The old Tuscumbia Bridge. She ain't what she used to be. Ain't what she used to be.
In recent weeks a lot of states have gone to extraordinary lengths -- as if a free trip to Disneyland were at stake -- to make the case that they were first to break ground in those so-called "shovel-ready" projects financed by the federal stimulus bill.
Nebraska transportation officials claimed they were first to fix up a rutted roadway. Later California jumped into the act, insisting that their Conservation Corps were at the head of the line. Then along came Maryland, when, according to a New York Times article out today
, Rep. Chris Van Hollen boasted that his state's $2.1 million road resurfacing job in Montgomery County was "the first project in the nation approved by the Federal Highway Administration."
But who really
holds the title to No. 1 in shovel readiness?

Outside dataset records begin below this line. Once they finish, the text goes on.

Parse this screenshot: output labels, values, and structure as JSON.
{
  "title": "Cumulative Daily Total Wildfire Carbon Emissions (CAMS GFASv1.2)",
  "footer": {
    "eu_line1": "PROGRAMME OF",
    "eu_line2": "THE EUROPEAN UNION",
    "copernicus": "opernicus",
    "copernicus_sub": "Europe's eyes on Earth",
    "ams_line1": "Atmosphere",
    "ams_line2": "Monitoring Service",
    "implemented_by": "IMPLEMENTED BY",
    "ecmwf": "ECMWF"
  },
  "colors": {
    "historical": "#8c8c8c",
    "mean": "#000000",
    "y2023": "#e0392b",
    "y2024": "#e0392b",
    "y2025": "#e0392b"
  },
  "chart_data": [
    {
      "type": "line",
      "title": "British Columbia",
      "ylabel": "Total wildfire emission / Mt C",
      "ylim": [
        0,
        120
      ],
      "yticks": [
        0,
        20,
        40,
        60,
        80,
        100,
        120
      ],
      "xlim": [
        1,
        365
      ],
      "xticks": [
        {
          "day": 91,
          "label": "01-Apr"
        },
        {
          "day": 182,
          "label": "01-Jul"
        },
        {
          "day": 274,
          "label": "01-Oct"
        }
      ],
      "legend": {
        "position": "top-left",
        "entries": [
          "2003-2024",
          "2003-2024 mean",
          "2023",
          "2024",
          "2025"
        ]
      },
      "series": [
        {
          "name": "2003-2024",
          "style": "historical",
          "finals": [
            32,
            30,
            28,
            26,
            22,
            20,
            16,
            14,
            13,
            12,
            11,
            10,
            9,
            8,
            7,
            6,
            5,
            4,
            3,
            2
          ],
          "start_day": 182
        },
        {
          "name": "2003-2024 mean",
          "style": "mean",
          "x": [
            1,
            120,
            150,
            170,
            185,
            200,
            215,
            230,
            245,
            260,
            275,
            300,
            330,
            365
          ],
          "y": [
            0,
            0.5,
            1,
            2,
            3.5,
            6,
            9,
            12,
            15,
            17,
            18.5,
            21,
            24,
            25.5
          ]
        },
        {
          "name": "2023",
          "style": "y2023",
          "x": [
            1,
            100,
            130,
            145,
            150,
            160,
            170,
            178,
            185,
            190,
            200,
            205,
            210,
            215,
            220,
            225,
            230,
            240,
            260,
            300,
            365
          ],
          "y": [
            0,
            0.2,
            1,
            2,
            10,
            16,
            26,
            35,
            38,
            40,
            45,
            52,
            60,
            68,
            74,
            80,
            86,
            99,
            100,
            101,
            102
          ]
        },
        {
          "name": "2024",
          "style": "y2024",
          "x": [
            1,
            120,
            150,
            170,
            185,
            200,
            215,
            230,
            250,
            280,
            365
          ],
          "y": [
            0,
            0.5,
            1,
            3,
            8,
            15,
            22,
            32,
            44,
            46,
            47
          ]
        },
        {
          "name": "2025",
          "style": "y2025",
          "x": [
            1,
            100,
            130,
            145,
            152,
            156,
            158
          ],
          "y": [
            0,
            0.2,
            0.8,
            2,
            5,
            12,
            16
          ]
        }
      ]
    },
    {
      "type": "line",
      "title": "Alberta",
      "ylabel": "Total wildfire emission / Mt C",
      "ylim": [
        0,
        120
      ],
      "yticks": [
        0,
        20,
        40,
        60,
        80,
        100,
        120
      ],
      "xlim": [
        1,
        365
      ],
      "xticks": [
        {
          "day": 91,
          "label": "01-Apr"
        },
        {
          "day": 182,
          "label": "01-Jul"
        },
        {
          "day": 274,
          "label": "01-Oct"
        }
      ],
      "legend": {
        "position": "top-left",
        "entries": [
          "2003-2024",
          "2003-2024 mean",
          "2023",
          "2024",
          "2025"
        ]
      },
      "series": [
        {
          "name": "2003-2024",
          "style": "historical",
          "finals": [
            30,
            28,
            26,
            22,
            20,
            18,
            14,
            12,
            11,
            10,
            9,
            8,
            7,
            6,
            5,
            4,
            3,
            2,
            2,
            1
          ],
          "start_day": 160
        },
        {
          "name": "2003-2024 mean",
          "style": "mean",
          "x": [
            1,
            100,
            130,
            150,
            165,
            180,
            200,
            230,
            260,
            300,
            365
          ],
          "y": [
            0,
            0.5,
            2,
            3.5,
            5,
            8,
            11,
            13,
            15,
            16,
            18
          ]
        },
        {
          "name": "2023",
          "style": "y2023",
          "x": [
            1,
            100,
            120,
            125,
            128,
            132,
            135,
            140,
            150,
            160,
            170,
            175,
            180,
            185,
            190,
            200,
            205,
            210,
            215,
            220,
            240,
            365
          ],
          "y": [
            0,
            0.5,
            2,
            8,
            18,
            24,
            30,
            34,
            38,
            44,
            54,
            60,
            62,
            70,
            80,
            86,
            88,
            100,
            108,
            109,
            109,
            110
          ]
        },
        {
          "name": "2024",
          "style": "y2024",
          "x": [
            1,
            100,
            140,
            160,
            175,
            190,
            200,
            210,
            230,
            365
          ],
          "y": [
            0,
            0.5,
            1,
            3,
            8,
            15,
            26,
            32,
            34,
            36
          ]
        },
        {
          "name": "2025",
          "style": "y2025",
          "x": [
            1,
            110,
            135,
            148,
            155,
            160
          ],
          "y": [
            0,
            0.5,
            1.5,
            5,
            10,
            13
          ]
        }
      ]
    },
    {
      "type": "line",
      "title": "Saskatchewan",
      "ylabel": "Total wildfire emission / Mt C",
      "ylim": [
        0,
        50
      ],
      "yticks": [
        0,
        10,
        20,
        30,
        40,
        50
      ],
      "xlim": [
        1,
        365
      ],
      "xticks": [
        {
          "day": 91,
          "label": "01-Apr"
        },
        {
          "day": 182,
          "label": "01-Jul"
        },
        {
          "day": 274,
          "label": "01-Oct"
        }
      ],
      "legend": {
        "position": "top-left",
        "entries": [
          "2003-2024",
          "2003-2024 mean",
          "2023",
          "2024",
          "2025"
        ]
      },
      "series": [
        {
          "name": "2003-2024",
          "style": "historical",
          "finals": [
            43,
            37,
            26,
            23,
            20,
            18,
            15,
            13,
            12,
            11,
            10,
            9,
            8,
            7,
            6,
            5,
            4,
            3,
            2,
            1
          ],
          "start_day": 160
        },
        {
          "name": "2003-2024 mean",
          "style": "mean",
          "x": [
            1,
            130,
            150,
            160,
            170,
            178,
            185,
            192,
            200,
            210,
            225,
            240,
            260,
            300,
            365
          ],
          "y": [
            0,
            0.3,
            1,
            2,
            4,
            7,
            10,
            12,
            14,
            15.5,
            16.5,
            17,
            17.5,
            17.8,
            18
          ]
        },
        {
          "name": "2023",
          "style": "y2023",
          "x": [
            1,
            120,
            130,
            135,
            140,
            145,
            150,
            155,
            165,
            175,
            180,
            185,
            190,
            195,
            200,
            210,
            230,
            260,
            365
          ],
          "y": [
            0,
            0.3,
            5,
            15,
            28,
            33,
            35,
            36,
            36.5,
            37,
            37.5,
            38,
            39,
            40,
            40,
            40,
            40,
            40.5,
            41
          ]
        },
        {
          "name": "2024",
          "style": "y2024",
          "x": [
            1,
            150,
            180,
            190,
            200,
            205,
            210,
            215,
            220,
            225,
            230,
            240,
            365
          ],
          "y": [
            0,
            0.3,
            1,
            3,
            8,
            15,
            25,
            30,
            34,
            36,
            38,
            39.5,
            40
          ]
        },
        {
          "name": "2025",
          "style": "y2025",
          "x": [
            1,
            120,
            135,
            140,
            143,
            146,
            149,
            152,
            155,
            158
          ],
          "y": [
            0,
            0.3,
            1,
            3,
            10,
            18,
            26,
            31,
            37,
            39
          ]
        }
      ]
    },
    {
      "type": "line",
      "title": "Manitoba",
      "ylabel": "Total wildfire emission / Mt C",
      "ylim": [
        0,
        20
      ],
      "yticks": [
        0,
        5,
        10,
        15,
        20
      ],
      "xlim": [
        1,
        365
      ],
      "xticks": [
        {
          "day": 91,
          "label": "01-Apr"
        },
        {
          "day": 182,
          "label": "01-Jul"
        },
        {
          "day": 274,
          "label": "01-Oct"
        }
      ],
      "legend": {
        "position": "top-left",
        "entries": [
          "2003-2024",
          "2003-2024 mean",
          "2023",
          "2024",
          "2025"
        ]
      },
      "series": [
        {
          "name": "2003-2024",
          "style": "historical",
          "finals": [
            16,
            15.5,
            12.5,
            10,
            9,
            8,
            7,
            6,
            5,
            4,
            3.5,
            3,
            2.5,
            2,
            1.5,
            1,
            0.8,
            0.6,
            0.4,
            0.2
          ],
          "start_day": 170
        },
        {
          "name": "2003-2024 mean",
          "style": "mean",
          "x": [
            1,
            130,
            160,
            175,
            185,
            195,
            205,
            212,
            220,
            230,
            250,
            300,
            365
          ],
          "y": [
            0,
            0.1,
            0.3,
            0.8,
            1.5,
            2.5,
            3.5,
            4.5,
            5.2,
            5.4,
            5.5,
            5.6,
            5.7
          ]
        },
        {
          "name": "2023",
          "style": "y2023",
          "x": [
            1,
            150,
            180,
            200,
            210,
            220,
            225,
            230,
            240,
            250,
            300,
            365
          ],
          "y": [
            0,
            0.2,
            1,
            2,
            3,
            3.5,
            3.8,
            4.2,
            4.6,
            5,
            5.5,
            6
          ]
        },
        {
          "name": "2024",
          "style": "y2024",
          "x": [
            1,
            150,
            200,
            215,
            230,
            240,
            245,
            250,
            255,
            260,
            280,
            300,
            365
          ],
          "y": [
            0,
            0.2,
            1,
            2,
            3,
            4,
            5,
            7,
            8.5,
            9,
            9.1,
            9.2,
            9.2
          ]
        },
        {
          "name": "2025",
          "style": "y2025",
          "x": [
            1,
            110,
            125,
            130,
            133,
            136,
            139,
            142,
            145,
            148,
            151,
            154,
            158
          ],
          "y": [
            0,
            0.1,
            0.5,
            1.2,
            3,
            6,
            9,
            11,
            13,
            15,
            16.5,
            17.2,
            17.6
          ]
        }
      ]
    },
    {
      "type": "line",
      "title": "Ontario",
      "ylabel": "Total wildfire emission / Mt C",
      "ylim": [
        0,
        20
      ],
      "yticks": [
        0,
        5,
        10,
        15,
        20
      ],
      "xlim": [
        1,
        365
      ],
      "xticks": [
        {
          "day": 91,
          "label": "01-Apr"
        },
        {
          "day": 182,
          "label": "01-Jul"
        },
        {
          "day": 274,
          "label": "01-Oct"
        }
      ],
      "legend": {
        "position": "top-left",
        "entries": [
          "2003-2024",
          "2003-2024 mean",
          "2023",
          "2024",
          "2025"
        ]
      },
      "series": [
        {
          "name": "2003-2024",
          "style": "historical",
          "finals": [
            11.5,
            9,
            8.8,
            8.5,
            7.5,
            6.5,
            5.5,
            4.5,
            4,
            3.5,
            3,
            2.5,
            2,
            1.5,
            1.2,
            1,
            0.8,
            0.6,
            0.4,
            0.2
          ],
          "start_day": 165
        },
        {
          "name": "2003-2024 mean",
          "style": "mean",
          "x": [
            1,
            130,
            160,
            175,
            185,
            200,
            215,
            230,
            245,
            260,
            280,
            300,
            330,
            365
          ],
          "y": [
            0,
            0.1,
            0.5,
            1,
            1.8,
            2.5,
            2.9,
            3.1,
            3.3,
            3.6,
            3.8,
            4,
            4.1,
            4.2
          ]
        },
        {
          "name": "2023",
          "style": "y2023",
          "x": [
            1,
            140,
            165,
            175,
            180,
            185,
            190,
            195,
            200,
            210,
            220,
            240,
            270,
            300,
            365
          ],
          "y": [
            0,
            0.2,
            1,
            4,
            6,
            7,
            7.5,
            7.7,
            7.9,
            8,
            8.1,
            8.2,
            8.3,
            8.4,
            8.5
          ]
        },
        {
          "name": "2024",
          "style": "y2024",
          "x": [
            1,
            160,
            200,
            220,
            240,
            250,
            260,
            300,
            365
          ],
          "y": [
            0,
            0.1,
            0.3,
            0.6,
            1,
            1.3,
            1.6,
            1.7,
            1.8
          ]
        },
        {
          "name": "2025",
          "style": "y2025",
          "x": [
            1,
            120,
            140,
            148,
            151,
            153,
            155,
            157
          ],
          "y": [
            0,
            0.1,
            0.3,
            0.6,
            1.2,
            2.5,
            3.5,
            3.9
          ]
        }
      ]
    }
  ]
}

As it turns out, on February 17, the very day President Obama signed the behemoth spending measure into law, work began on a bridge near Tuscumbia, Missouri. "Within a few minutes of President Obama signing the bill, the highway department appoved that project, and construction started on the project," Shane Peck, spokesman for Missouri Department of Transportation, told The Times.
James Beard, a spokesman for the House Committee on Transportation and Infrastructure, is prone to agree. "I think Missouri has the best claim to the title."
So there. Now, which way to Disneyland?